The parents of a baby girl who suffered permanent brain damage when she was accidentally administered laughing gas at a Sydney hospital say she is experiencing constant seizures and must be fed through a tube.
Baby Amelia Khan was inadvertently given nitrous oxide instead of oxygen shortly after she was born at Bankstown-Lidcombe Hospital in Sydney’s southwest on June 20.
Her parents, Benish and Danial Khan, said Amelia was a much anticipated first child and they were devastated the incident had left her with irreversible brain damage.
“We remain full of hope for Amelia’s future but we worry for her and want to do everything we can to make sure she has the best life she possibly can,” they said in a statement.
A month after Amelia was born, a second baby born at the same hospital was also given nitrous oxide and later died.
Mr and Mrs Khan have expressed their sympathy to the parents of the baby boy, who was named John Ghanem.
“We can only imagine the intense pain this family is going through and our hearts go out to them,” they said.
The law firm Maurice Blackburn is representing the Khan family in a potential claim for compensation from Bankstown-Lidcombe Hospital.
“We are in the very early stages of investigating that claim,” said medical negligence lawyer Libby Brookes.
“We will work to get the best possible outcome for Amelia to ensure she gets what she needs so that she is given every chance to reach her potential.”
Mr and Mrs Khan said they wanted to prevent the same tragedy happening to other families.
“We just want everyone to know what happened to Amelia won’t ever go away. She will always have to live with the consequences of what was done to her at the hospital,” Mr and Mrs Khan said.

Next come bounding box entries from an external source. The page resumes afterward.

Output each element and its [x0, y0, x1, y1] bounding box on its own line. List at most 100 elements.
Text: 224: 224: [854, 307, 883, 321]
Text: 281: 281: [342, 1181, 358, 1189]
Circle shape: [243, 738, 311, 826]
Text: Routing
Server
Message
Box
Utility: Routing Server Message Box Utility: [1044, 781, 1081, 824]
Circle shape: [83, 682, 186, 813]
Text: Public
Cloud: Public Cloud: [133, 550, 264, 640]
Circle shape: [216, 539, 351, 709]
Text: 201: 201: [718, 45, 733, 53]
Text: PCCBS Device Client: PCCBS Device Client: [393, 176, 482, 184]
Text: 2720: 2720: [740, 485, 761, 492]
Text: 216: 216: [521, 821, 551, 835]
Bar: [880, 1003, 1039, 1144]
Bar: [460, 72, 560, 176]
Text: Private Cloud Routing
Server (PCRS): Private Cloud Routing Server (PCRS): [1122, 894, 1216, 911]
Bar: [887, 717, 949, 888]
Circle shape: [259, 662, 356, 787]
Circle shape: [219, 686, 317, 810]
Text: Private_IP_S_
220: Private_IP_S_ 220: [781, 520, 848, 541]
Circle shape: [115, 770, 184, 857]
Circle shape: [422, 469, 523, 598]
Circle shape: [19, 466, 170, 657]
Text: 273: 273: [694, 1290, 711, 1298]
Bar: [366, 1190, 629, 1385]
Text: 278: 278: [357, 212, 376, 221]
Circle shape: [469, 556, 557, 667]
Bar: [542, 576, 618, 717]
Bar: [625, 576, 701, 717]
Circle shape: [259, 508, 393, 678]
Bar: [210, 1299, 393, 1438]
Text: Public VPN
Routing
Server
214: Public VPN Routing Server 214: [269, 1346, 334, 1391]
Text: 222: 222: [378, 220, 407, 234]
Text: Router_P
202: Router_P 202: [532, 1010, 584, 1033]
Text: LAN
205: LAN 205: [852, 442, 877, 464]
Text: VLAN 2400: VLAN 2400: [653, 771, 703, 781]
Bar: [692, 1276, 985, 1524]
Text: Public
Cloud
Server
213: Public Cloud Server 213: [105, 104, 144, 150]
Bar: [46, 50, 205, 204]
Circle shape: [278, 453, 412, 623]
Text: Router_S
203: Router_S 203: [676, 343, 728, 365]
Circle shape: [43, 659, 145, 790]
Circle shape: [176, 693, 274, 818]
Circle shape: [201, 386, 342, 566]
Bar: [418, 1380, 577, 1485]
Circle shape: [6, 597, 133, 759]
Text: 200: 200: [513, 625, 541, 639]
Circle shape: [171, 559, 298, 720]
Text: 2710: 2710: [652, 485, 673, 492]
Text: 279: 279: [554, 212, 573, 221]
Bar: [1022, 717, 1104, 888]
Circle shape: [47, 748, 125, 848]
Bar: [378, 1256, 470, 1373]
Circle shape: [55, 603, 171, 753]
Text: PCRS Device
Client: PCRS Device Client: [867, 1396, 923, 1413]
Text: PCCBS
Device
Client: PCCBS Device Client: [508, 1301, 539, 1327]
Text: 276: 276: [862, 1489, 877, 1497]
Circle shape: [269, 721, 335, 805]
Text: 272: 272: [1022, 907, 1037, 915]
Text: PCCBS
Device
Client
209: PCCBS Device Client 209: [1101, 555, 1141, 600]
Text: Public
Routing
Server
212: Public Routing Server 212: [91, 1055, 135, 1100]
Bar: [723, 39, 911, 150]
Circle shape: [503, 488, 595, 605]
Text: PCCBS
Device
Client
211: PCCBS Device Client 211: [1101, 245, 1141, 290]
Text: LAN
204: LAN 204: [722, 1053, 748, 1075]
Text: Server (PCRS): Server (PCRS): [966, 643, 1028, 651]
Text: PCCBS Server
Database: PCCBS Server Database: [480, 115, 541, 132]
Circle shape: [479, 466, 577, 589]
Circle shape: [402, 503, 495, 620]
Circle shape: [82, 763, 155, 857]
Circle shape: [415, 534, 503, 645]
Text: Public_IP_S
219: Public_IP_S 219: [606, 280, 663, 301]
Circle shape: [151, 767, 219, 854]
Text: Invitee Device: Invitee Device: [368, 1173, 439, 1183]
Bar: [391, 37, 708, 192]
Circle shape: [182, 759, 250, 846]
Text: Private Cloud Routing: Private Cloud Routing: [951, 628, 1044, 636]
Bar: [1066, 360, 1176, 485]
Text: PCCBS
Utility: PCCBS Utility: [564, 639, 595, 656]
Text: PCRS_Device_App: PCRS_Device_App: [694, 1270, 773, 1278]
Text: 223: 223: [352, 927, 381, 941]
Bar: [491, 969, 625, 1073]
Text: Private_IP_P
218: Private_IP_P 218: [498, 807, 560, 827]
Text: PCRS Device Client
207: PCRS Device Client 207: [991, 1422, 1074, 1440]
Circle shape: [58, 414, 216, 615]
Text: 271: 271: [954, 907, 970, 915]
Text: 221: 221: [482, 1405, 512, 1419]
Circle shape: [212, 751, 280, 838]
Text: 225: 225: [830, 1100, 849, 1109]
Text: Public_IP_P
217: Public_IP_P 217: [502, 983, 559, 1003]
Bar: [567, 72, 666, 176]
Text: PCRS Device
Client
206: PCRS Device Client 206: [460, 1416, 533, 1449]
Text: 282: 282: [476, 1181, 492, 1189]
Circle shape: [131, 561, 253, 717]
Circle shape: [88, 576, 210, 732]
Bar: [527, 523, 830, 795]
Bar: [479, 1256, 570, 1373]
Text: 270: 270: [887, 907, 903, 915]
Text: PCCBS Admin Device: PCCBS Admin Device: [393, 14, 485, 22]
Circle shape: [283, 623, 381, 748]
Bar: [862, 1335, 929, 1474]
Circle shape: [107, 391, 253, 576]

“But we will always be by her side and we’ll do everything we can to give her the best possible future.”
A report into the fatal mix-up by New South Wales Health found the incidents were the result of incorrect installation of gas pipelines, governance failures and flawed testing.
Not the first case of a gas mix-up
The Bankstown Hospital incident is not the first example of hospitals crossing gas lines.
In May this year an eight-year-old boy died and an 18-month-old boy was critically injured in India after nitrous oxide and oxygen lines in an operating theatre were swapped by a local contractor.
In Italy in 2010 doctors published a journal article in which they detailed eight cases of elderly patients who died from nitrous oxide poisoning.
The cardiac patients died after oxygen lines were crossed in an intensive care unit in a public hospital.
In that case the lines were from an Italian supplier.
Between 2000 and 2002 there were 78 unexplained deaths of premature babies who were treated with ventilators at the Empangeni Hospital in South Africa.
There were initially concerns it was the result of a mix-up with oxygen gas bottles.
A total of 155 babies were reported at the time to have been exposed to nitrous oxide as a result of faulty pipe connections.
The problem was indentified when a pediatric staff member at the hospital noticed babies were not responding as they should to enriched air.
The Government later said it could not confirm the primary cause of death in 74 cases, and gas lines in the hospital were confirmed to be safe.
In Hong Kong in 1989 restaurant critic Shirley Boyde died after receiving nitrogen from an oxygen bottle marked “oxygen” at the Canossa Hospital.
Three pregnant women reportedly also received carbon dioxide from a bottle marked “nitrous oxide” at the Caritas Medical Centre.